Auch außerhalb des Bauzauns ist das Umfeld ziemlich mulitkulturell. Man kann (für mich) exotische Sprachen bzw. Französischakzente hören, außergewöhnliche Kleidungsstile betrachten oder z. B. auch manche Dinge direkt auf der Straße (auf dem Bürgersteig) kaufen. Der Großteil der Einwohner hat einen Migrationshintergrund. Nach meiner eigenen Auffassung (ohne Gewähr) würde ich deren ursprüngliche Herkunft v. a. auf „Françafrique“ (West-, Zentralafrika, Maghreb), Nahost und auch Südasien einschätzen. Der Straßenverkehr unterliegt einer ganz eigenen Dynamik, die sich wiederum von Paris unterscheidet. Mittlerweile habe ich mich ganz gut dran gewöhnt.
À propos Paris: Ja, am Sonntag war ich das erste Mal (von der Ankunft abgesehen) für ein paar Stunden in Paris. Und ich finde die Stadt ÜBERRAGEND. Ich habe nichts Bestimmtes besichtigt, sondern bin einfach bei Chatelet-Les Halles aus dem RER (entspricht der S-Bahn) ausgestiegen und einige Stunden kreuz und quer zu Fuß durch Teile der Stadtmitte gegangen. Bei wunderbarem Sommerwetter bin ich an der Seinepromeande geendet. Ich lasse die Bilder weitestgehend für sich wirken. In nicht allzu ferner Zukunft kann ich sicherlich einiges Weitere zu Paris selbst schreiben.

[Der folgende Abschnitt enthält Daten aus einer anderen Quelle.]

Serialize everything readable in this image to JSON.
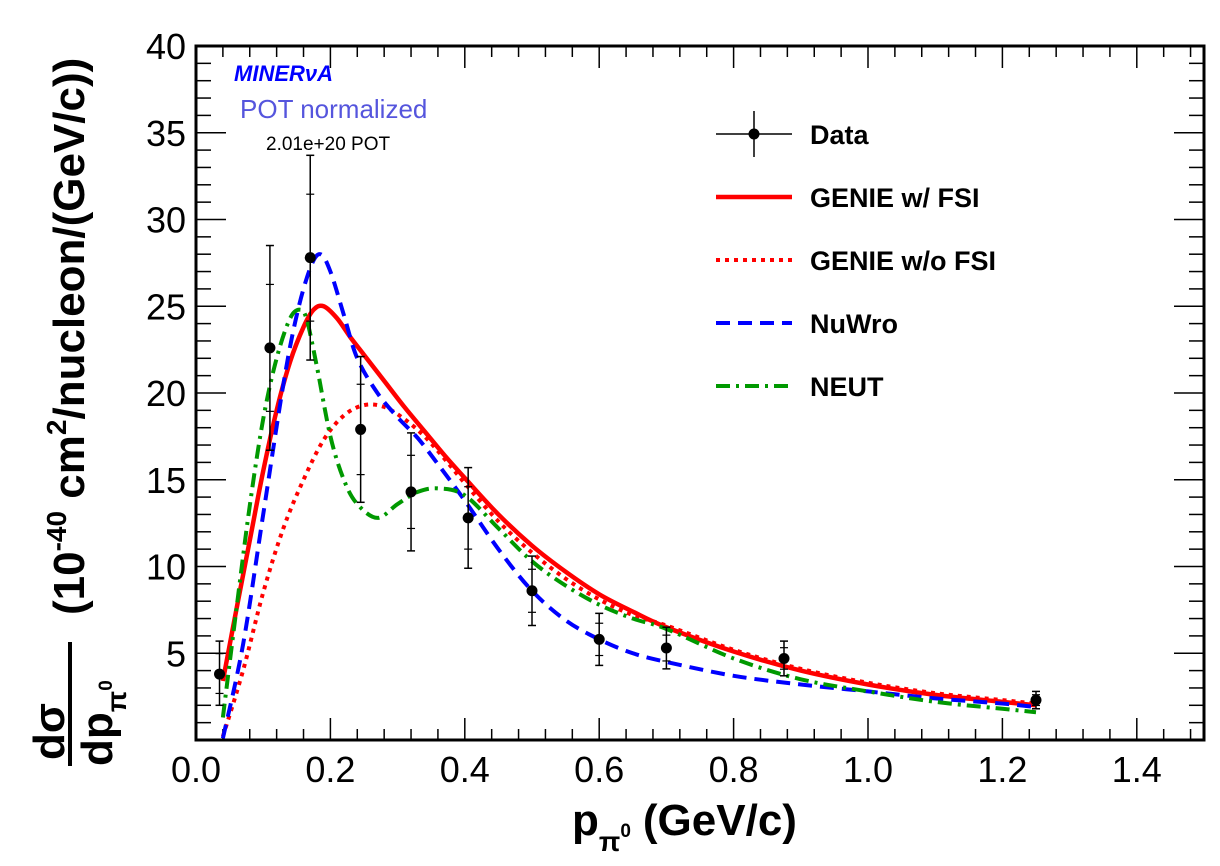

Vielleicht noch ein Satz zu meinem Arbeitsrhythmus: Bei Rodio arbeite ich in der Regel an zehn aufeinanderfolgenden Tagen (mit Ausnahme des Sonntags) von Dienstag der einen bis Donnerstag der darauffolgenden Woche täglich von 7 bis 19 Uhr. Deswegen habe ich mich auch erst jetzt gemeldet. Da wir baubetriebsbedingt wenig zu tun hatten, konnte ich auch zwei Mal einigen Schlaf nachholen und z. B. auch mal meinen Koffer richtig auspacken.
Nächste Woche werde ich recht selbstständig (ohne Nadhem) arbeiten. Dafür ist unser wichtigster Mann, Volker, unser Polier, vom Urlaub zurück.
Ich bin gespannt wie sich das restliche Wochenende und die nächste Dekade gestalten.
Salutations cordiales d’Île-de-France et à+!